Investigation of the protolytic equilibrium of a highly Brønsted acidic ionic liquid and residual water using Raman spectroscopy

Abstract

Protic ionic liquids (PILs) are promising candidates as non-aqueous proton-conducting electrolytes for use in polymer electrolyte membrane fuel cells with operating temperatures over 100 °C. 2-sulfoethylammonium triflate [2-Sea][TfO] is one such PIL electrolyte, in which the highly Brønsted acidic sulfoalkylammonium cations act as mobile protonic charge carriers and proton donors.
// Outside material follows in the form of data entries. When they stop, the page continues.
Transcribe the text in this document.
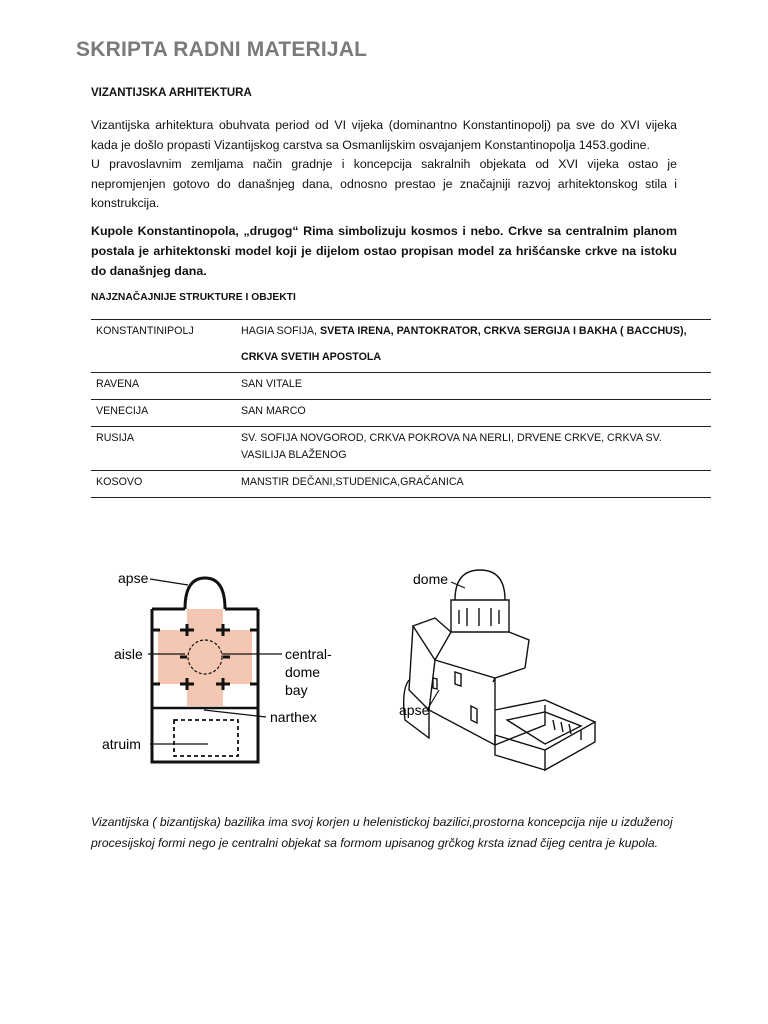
SKRIPTA RADNI MATERIJAL
VIZANTIJSKA ARHITEKTURA
Vizantijska arhitektura obuhvata period od VI vijeka (dominantno Konstantinopolj) pa sve do XVI vijeka kada je došlo propasti Vizantijskog carstva sa Osmanlijskim osvajanjem Konstantinopolja 1453.godine.
U pravoslavnim zemljama način gradnje i koncepcija sakralnih objekata od XVI vijeka ostao je nepromjenjen gotovo do današnjeg dana, odnosno prestao je značajniji razvoj arhitektonskog stila i konstrukcija.
Kupole Konstantinopola, „drugog“ Rima simbolizuju kosmos i nebo. Crkve sa centralnim planom postala je arhitektonski model koji je dijelom ostao propisan model za hrišćanske crkve na istoku do današnjeg dana.
NAJZNAČAJNIJE STRUKTURE I OBJEKTI
KONSTANTINIPOLJ	HAGIA SOFIJA, SVETA IRENA, PANTOKRATOR, CRKVA SERGIJA I BAKHA ( BACCHUS),
CRKVA SVETIH APOSTOLA
RAVENA	SAN VITALE
VENECIJA	SAN MARCO
RUSIJA	SV. SOFIJA NOVGOROD, CRKVA POKROVA NA NERLI, DRVENE CRKVE, CRKVA SV. VASILIJA BLAŽENOG
KOSOVO	MANSTIR DEČANI,STUDENICA,GRAČANICA
apse
aisle	central-
dome
bay
narthex
atruim
dome
apse
Vizantijska ( bizantijska) bazilika ima svoj korjen u helenistickoj bazilici,prostorna koncepcija nije u izduženoj procesijskoj formi nego je centralni objekat sa formom upisanog grčkog krsta iznad čijeg centra je kupola.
In order to gain a molecular-level understanding of proton transfer in a PIL electrolyte containing a small amount of residual water from fuel cell operation, the protolytic equilibrium of the highly acidic cation was investigated by means of Raman spectroscopy. Density functional theory (DFT) calculations were conducted to identify the vibration modes sensitive to protonation and to gain information on the possible conformation of the cation. The deprotonation of the 2-sulfoethylammonium cation resulted in a characteristic upward frequency shift in the ν(SC) stretching vibration. An equilibrium constant of 0.23 ± 0.09 was calculated for the protolytic reaction, indicating [2-Sea][TfO] as a promising proton donor for the fuel cell application.